Uday's picture
Fix: runtime error, workload was not healthy after 30 min
6914bc9
# Use a PyTorch image with CUDA support for faster training and better compatibility
# PyTorch 2.1.0 with CUDA 12.1 is fully compatible with NVIDIA A10G (Ampere)
FROM pytorch/pytorch:2.1.0-cuda12.1-cudnn8-runtime
# Set architecture list for A10G (Ampere, Compute Capability 8.6)
ENV TORCH_CUDA_ARCH_LIST="8.6"
# Install system dependencies (ffmpeg for imageio/visualization, git for pip)
RUN apt-get update && DEBIAN_FRONTEND=noninteractive apt-get install -y \
ffmpeg \
git \
&& rm -rf /var/lib/apt/lists/*
# Create a non-root user to match HF Spaces default (user 1000)
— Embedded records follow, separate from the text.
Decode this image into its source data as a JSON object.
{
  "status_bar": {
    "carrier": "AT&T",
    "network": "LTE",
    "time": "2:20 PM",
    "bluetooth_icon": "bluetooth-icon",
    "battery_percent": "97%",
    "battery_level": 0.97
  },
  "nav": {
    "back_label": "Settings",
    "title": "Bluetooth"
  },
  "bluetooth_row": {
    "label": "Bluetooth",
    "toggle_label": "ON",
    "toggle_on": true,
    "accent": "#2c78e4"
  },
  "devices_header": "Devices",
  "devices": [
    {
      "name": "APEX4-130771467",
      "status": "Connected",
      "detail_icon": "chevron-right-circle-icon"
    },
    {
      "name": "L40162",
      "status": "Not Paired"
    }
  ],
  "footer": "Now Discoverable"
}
RUN useradd -m -u 1000 user
# Set working directory
WORKDIR /app
# Install dependencies
COPY requirements.txt .
# 1. Remove torch and torchvision from requirements.txt to prevent pip from upgrading them
# 2. Install the rest of the requirements.
# 3. Explicitly ensure compatible torchvision is installed (0.16.0 matches torch 2.1.0).
RUN sed -i '/torch/d' requirements.txt && \
pip install --no-cache-dir -r requirements.txt && \
pip install --no-cache-dir torchvision==0.16.0
# Copy all project files into the container
COPY . .
# Copy entrypoint
COPY entrypoint.sh /app/entrypoint.sh
RUN chmod +x /app/entrypoint.sh
# Set up environment variables for the user
ENV HOME=/home/user \
PATH=/home/user/.local/bin:$PATH \
MPLCONFIGDIR=/tmp/matplotlib \
NUMBA_CACHE_DIR=/tmp/numba_cache
# Create cache directories with correct permissions
RUN mkdir -p /tmp/matplotlib /tmp/numba_cache && \
chmod 777 /tmp/matplotlib /tmp/numba_cache && \
chown -R user:user /app
# Switch to the non-root user
USER user
# Accelerate configuration is now handled in entrypoint.sh at runtime
ENTRYPOINT ["/app/entrypoint.sh"]
CMD ["--energy_head_enabled", "--loss_type", "energy_contrastive", "--push_to_hub", "--hub_model_id", "Uday/ctm-energy-based-halting"]